Abdülhamid’in söz konusu deprem sırasındaki tavrını sayfalarına taşıyan The New York Times, anlatılanların doğruluğunun teyit olunduğunu belirttikten sonra; “öyle gözüküyor ki Abdülhamid kaderine rıza göstermiş ve yaşananları tevekkülle karşılamıştı” diye yorumda bulunmuştu.
Sultan Abdülhamid’in Kızı Ayşe Osmanoğlu da tanık olduğu o anı hatıralarında:
"Cümlemiz ellerimizi açarak Cenab-ı Hakk’a dua edip sığındık. Akıllarımızı başlarımıza topladık. Bize gayret gelmişti. O zaman ‘Aman, Efendimize ne oldu?’ diye pencerelere koştuk. Bakmaya başladık. Salon karmakarışık olmuştu. Hiç kimse yerinde değildi. Babam, yalnız başına, tahtının önünde kılıcına dayanmış, ayakta duruyor, Ezan-ı Muhammedi’yi dinliyordu. Yavaş yavaş herkes sükûnete geldi. Paşalar, beyler yerlerini almaya başladılar. Babam, metanetle tahtına oturdu. ‘- Muayede başlasın!’ emrini verdi. Muzıka çalmaya başladı. Muayede devam etti. Babamı böyle görünce hepimiz sevinçle birbirimizi tebrik ettik, geçmiş olsun dedik. Sonradan işittiğimize göre kırılan camdan birçok kimse kendilerini dışarı atmış. Avizelerin düşen parçasının 700 kilo ağırlığında olduğunu söylediler.”
şeklinde tasvir etmiştir.
Kansas City Daily Journal ise depremin gerçekleşmesinden çokça zaman evvel okuyucularına tanıttığı Abdülhamid ile ilgili sayfalarında şu ifadelere yer vermişti:
“Günümüzde Abdülhamid’i şüphe uyandırıcı bir korkak olarak kabul etmek modadır.
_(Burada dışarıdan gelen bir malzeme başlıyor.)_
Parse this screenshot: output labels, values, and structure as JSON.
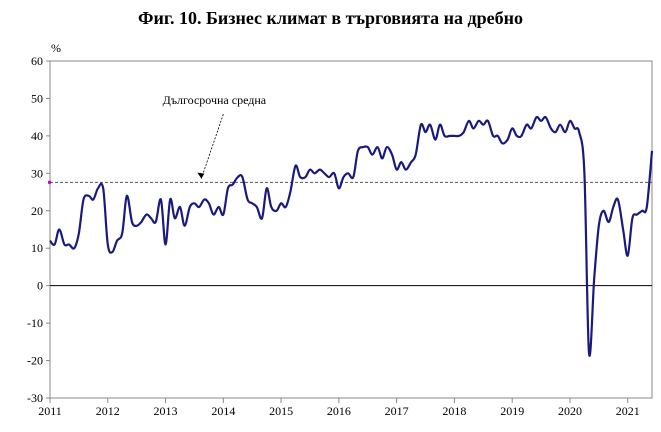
{
  "chart_data": {
    "type": "line",
    "title": "Фиг. 10. Бизнес климат в търговията на дребно",
    "ylabel": "%",
    "ylim": [
      -30,
      60
    ],
    "yticks": [
      60,
      50,
      40,
      30,
      20,
      10,
      0,
      -10,
      -20,
      -30
    ],
    "xlim": [
      2011,
      2021.42
    ],
    "xticks": [
      "2011",
      "2012",
      "2013",
      "2014",
      "2015",
      "2016",
      "2017",
      "2018",
      "2019",
      "2020",
      "2021"
    ],
    "annotation": "Дългосрочна средна",
    "long_term_average": 27.6,
    "series": [
      {
        "color": "#1a1a7e",
        "points": [
          [
            2011.0,
            12
          ],
          [
            2011.08,
            11
          ],
          [
            2011.16,
            15
          ],
          [
            2011.25,
            11
          ],
          [
            2011.33,
            11
          ],
          [
            2011.42,
            10
          ],
          [
            2011.5,
            14
          ],
          [
            2011.58,
            23
          ],
          [
            2011.67,
            24
          ],
          [
            2011.75,
            23
          ],
          [
            2011.83,
            26
          ],
          [
            2011.92,
            26
          ],
          [
            2012.0,
            11
          ],
          [
            2012.08,
            9
          ],
          [
            2012.16,
            12
          ],
          [
            2012.25,
            14
          ],
          [
            2012.33,
            24
          ],
          [
            2012.42,
            17
          ],
          [
            2012.5,
            16
          ],
          [
            2012.58,
            17
          ],
          [
            2012.67,
            19
          ],
          [
            2012.75,
            18
          ],
          [
            2012.83,
            17
          ],
          [
            2012.92,
            23
          ],
          [
            2013.0,
            11
          ],
          [
            2013.08,
            23
          ],
          [
            2013.16,
            18
          ],
          [
            2013.25,
            21
          ],
          [
            2013.33,
            16
          ],
          [
            2013.42,
            21
          ],
          [
            2013.5,
            22
          ],
          [
            2013.58,
            21
          ],
          [
            2013.67,
            23
          ],
          [
            2013.75,
            22
          ],
          [
            2013.83,
            19
          ],
          [
            2013.92,
            21
          ],
          [
            2014.0,
            19
          ],
          [
            2014.08,
            26
          ],
          [
            2014.16,
            27
          ],
          [
            2014.25,
            29
          ],
          [
            2014.33,
            29
          ],
          [
            2014.42,
            23
          ],
          [
            2014.5,
            22
          ],
          [
            2014.58,
            21
          ],
          [
            2014.67,
            18
          ],
          [
            2014.75,
            26
          ],
          [
            2014.83,
            21
          ],
          [
            2014.92,
            20
          ],
          [
            2015.0,
            22
          ],
          [
            2015.08,
            21
          ],
          [
            2015.16,
            25
          ],
          [
            2015.25,
            32
          ],
          [
            2015.33,
            29
          ],
          [
            2015.42,
            29
          ],
          [
            2015.5,
            31
          ],
          [
            2015.58,
            30
          ],
          [
            2015.67,
            31
          ],
          [
            2015.75,
            30
          ],
          [
            2015.83,
            29
          ],
          [
            2015.92,
            30
          ],
          [
            2016.0,
            26
          ],
          [
            2016.08,
            29
          ],
          [
            2016.16,
            30
          ],
          [
            2016.25,
            29
          ],
          [
            2016.33,
            36
          ],
          [
            2016.42,
            37
          ],
          [
            2016.5,
            37
          ],
          [
            2016.58,
            35
          ],
          [
            2016.67,
            37
          ],
          [
            2016.75,
            34
          ],
          [
            2016.83,
            37
          ],
          [
            2016.92,
            35
          ],
          [
            2017.0,
            31
          ],
          [
            2017.08,
            33
          ],
          [
            2017.16,
            31
          ],
          [
            2017.25,
            33
          ],
          [
            2017.33,
            35
          ],
          [
            2017.42,
            43
          ],
          [
            2017.5,
            41
          ],
          [
            2017.58,
            43
          ],
          [
            2017.67,
            39
          ],
          [
            2017.75,
            43
          ],
          [
            2017.83,
            40
          ],
          [
            2017.92,
            40
          ],
          [
            2018.0,
            40
          ],
          [
            2018.08,
            40
          ],
          [
            2018.16,
            41
          ],
          [
            2018.25,
            44
          ],
          [
            2018.33,
            42
          ],
          [
            2018.42,
            44
          ],
          [
            2018.5,
            43
          ],
          [
            2018.58,
            44
          ],
          [
            2018.67,
            40
          ],
          [
            2018.75,
            40
          ],
          [
            2018.83,
            38
          ],
          [
            2018.92,
            39
          ],
          [
            2019.0,
            42
          ],
          [
            2019.08,
            40
          ],
          [
            2019.16,
            40
          ],
          [
            2019.25,
            43
          ],
          [
            2019.33,
            42
          ],
          [
            2019.42,
            45
          ],
          [
            2019.5,
            44
          ],
          [
            2019.58,
            45
          ],
          [
            2019.67,
            42
          ],
          [
            2019.75,
            41
          ],
          [
            2019.83,
            43
          ],
          [
            2019.92,
            41
          ],
          [
            2020.0,
            44
          ],
          [
            2020.08,
            42
          ],
          [
            2020.16,
            41
          ],
          [
            2020.25,
            30
          ],
          [
            2020.33,
            -18
          ],
          [
            2020.42,
            2
          ],
          [
            2020.5,
            16
          ],
          [
            2020.58,
            20
          ],
          [
            2020.67,
            17
          ],
          [
            2020.75,
            21
          ],
          [
            2020.83,
            23
          ],
          [
            2020.92,
            15
          ],
          [
            2021.0,
            8
          ],
          [
            2021.08,
            18
          ],
          [
            2021.16,
            19
          ],
          [
            2021.25,
            20
          ],
          [
            2021.33,
            21
          ],
          [
            2021.42,
            36
          ]
        ]
      }
    ]
  }
}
Korkaklık Osmanlı Hanedanı’nın hiçbir zaman vasfı olmamıştır. Hanedan’ın her bir ferdi kalıtsal olarak cesaret yüklüdür. Abdülhamid, hanedan kuşağına ait olduğunu göstermek için gerekli olan cesaret kanıtını -93 Harbi sırası ve sonrasında- yeterince sergilemiştir.
Sultan Abdülhamid’in deprem sırasındaki cesaret ve metanetine hayran olan ve kendisini imrenerek kutlayan çağdaşı bir isim daha vardı: Alman İmparatoru William.
İstanbul gazeteleri depremin hemen ardından İmparator William’ın Sultan Abdülhamid’e göndermiş olduğu ‘geçmiş olsun telgrafı’ metnini yayınlamışlardı. Söz konusu telgrafın Türkçe metni şöyleydi:
“İçeride Bayramlaşma töreni esnasında Majestelerinin büyük bir tehlikeye maruz kaldığını ve Tanrı'nın Majestelerinin değerli hayatını nasıl açıkça koruduğunu derin bir heyecan ile yeni öğrendim.
Tehlikeden kurtulması dolayısıyla Majestelerine en içten tebriklerimi sunarken, ayrıca tehlike sırasında sergilediği tutum ve törende bulunan yabancılara cesaret örneği olması yönüyle de Majestelerine olan hayranlığımı gizleyemiyorum.
Majestelerini merhametinde muhafaza etmesi ve kutsal emanetinde tutması için Tanrı’ya dua ediyorum.”